Huntington East High School senior Aaron Zimmerman, 17, stands in front of his award-winning work, seen over his right shoulder, at the Huntington Museum of Art. Zimmerman was one of 10 Tri-State students honored with awards of excellence Sunday at the museum's School Arts of the Area reception.

From Coloring Books to Museums
Area Students, proud parents view their artworks
By John Gillispie, for The Herald Dispatch.

Most people begin their artistic careers with a box of crayons, a coloring book and a goal of staying between the lines. Somewhere along the way, a lack of talent and/or motivation causes many people to toss aside childhood dreams of becoming an artist.

That hasn't happened to the art students from 27 Tri-State Area secondary schools who participated in Sunday's "School Arts of the Area" reception at the Huntington Museum of Art.

On a sunny Super Bowl Sunday afternoon, about 300 students, teachers and parents turned out to look at the same number of art works on display. The reception also included a concert by the Rock Hill High School Jazz Ensemble. Some of the artworks were in acrylic, oil stick and watercolor; others in crayon and pencil.

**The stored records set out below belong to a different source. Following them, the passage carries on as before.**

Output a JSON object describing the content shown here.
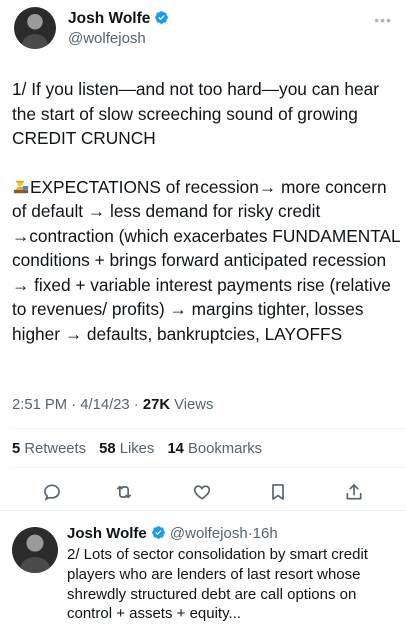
{
  "tweet": {
    "author_name": "Josh Wolfe",
    "handle": "@wolfejosh",
    "more_icon": "more-horizontal-icon",
    "paragraphs": [
      "1/ If you listen—and not too hard—you can hear the start of slow screeching sound of growing CREDIT CRUNCH",
      "EXPECTATIONS of recession→ more concern of default → less demand for risky credit →contraction (which exacerbates FUNDAMENTAL conditions + brings forward anticipated recession → fixed + variable interest payments rise (relative to revenues/ profits) → margins tighter, losses higher → defaults, bankruptcies, LAYOFFS"
    ],
    "emoji": "person-at-desk-emoji",
    "time": "2:51 PM",
    "date": "4/14/23",
    "separator": "·",
    "views_count": "27K",
    "views_label": "Views",
    "stats": {
      "retweets_count": "5",
      "retweets_label": "Retweets",
      "likes_count": "58",
      "likes_label": "Likes",
      "bookmarks_count": "14",
      "bookmarks_label": "Bookmarks"
    },
    "actions": [
      "reply-icon",
      "retweet-icon",
      "like-icon",
      "bookmark-icon",
      "share-icon"
    ]
  },
  "reply": {
    "author_name": "Josh Wolfe",
    "handle": "@wolfejosh",
    "separator": "·",
    "age": "16h",
    "text": "2/ Lots of sector consolidation by smart credit players who are lenders of last resort whose shrewdly structured debt are call options on control + assets + equity..."
  },
  "colors": {
    "text": "#0f1419",
    "secondary": "#536471",
    "verified": "#1d9bf0",
    "icon": "#536471",
    "divider": "#eff3f4"
  }
}
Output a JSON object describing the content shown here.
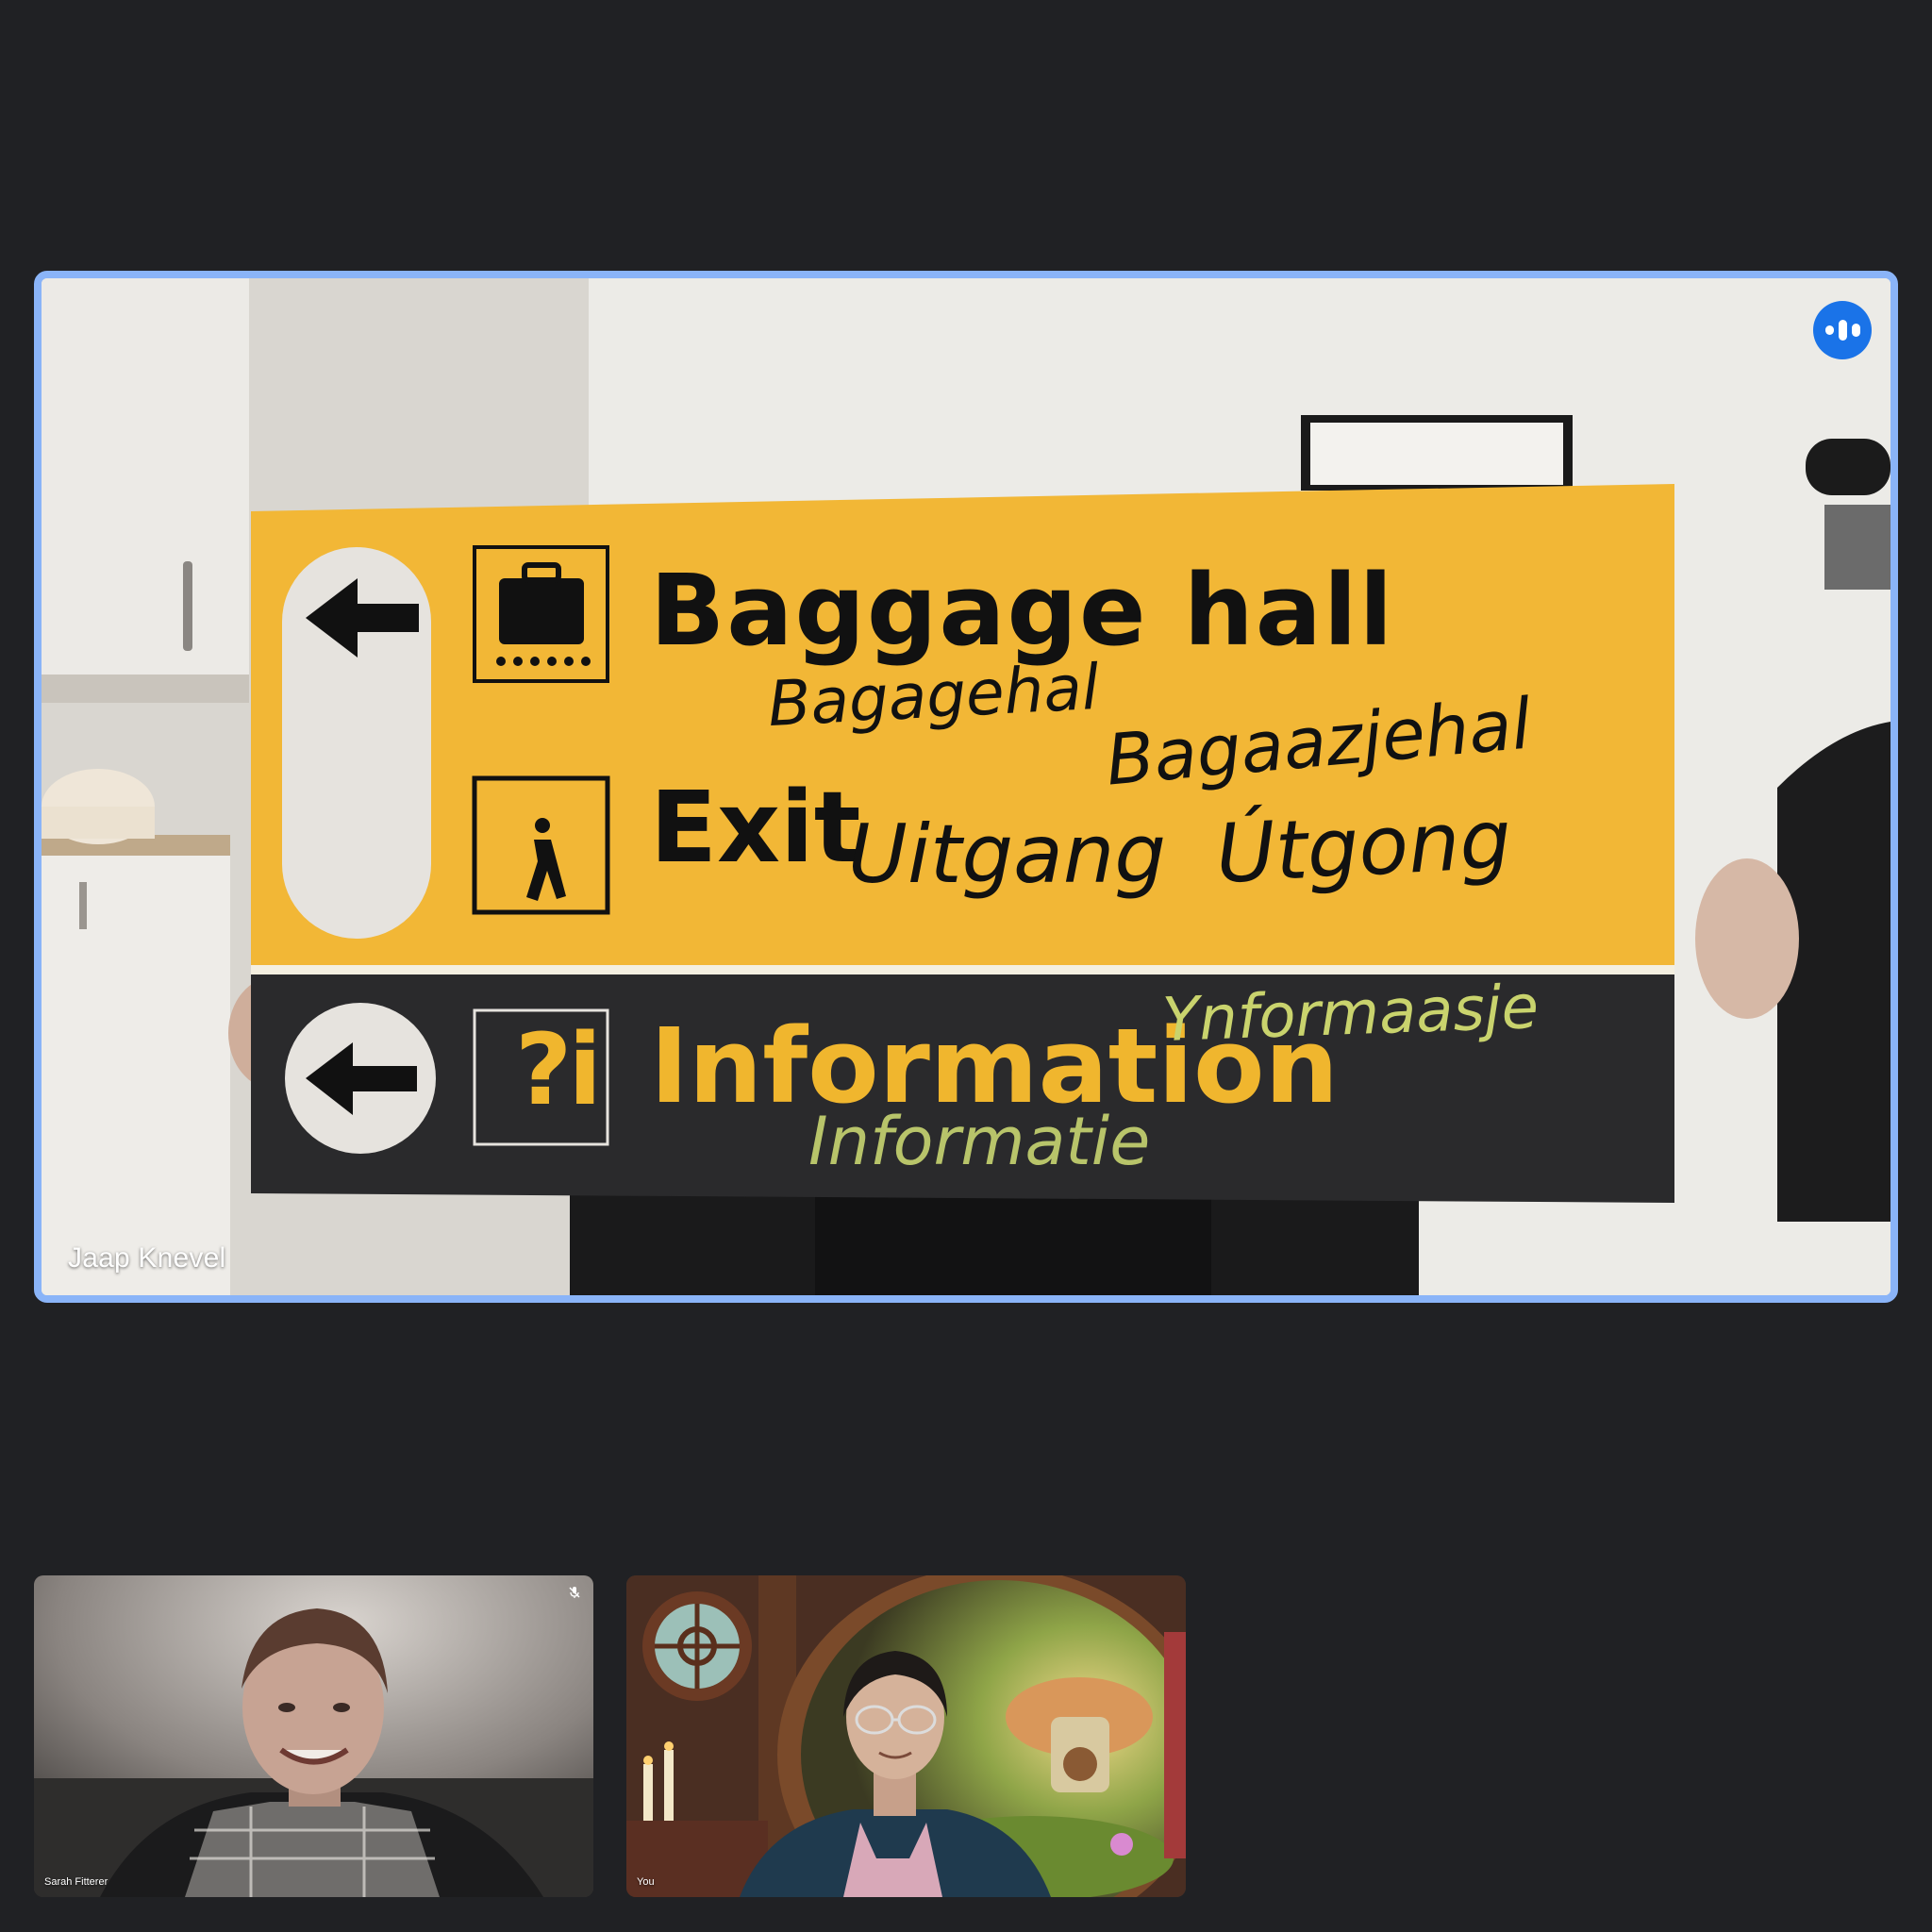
{
  "main_tile": {
    "participant_name": "Jaap Knevel",
    "speaking_icon": "audio-level-icon",
    "highlight_color": "#8ab4f8",
    "speaking_badge_color": "#1a73e8",
    "sign": {
      "baggage_en": "Baggage hall",
      "baggage_fy": "Bagagehal",
      "baggage_nl": "Bagaazjehal",
      "exit_en": "Exit",
      "exit_nl": "Uitgang",
      "exit_fy": "Útgong",
      "info_en": "Information",
      "info_fy": "Ynformaasje",
      "info_nl": "Informatie",
      "info_symbol": "?i",
      "sign_yellow": "#f2b736",
      "sign_dark": "#2a2a2c"
    }
  },
  "tiles": [
    {
      "participant_name": "Sarah Fitterer",
      "muted_icon": "mic-off-icon"
    },
    {
      "participant_name": "You",
      "background": "virtual-background"
    }
  ],
  "page_background": "#202124"
}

Crayons played an indirect role in 17-year-old Aaron Zimmerman winning one of 10 awards of excellence presented Sunday. Zimmerman's mother, Cindy, said she realized Aaron had artistic talent when he was a very small child."I just always put crayons in his hand. He colored all the time."

Cindy Zimmerman said she thinks input from parents is important. "I didn't push him. I just encouraged him... I always encouraged both my kids to be the best they could be." Her 15-year-old daughter Ami, a Huntington East sophomore, also participated in Sunday's exhibit.

Aaron, a Huntington East senior said he has always interested in art. "I think it's one of the things that I was born to do." After graduation from high school, he hopes to attend the Rhode Island School of Design, the Columbus School of Design or The Art Institute of Chicago.

Aaron, who is a student of all three art teachers at Huntington East, said the school has a good arts program. He also plans to serve as a junior docent for the museum during the School Arts of the Area exhibit, which runs through Feb.28.

Marion Owens, curator of education at the museum, said the student docent program is rewarding in many ways. "The visiting students respond much better to their peer group than they do to us old fogies," Owens said. "They talk to them and they won't talk to us. Many of the student docents I train have ambitions to enter the art world. It keeps us in touch with young people and how they feel. That's the part I like."

During the School Arts of the area exhibit, student visitors can vote for their favorite artwork. The work with the most votes will receive the best of show award.

Jeanie Vinson of Russell, Ky., was one of the proud parents taking in the exhibit Sunday. Her son, 12-year-old Hunter Vinson, had a work in clay titled "Egyptian Mummy" on display.

Vinson said she makes sure her son has art material to work with at home.

"It's good when parents come and see this stuff. They see what their child can do and then can encourage them," she said.

Ten Students win art excellence awards

Ten students won awards of excellence at Sunday's School Arts of the area reception at the Huntington Museum of Art. Those students, their high schools and names of their artworks are:

Angie Coyle, Huntington East, "Burst of Emotion."
Aaron Zimmerman, Huntington East, "Hallucinogenic Subtleties of the Soul Rest on the Firmament No. 1."
Carter Lewis, Huntington East, untitled watercolor.
William Napier, Wayne "Armed and Dangerous."
Josh Miller, Ravenswood, "Product Design-Graphics."
Terri Cress, Paul Blazer, "Fish."
Christine Boggs, Barboursville, "Still Life With Streamers."
Christina Martin, Hurricane, "Arch Influence."
Jacob Tonski, Huntington, "A Collective Mind."
Dale Smith, Milton, untitled computer graphics.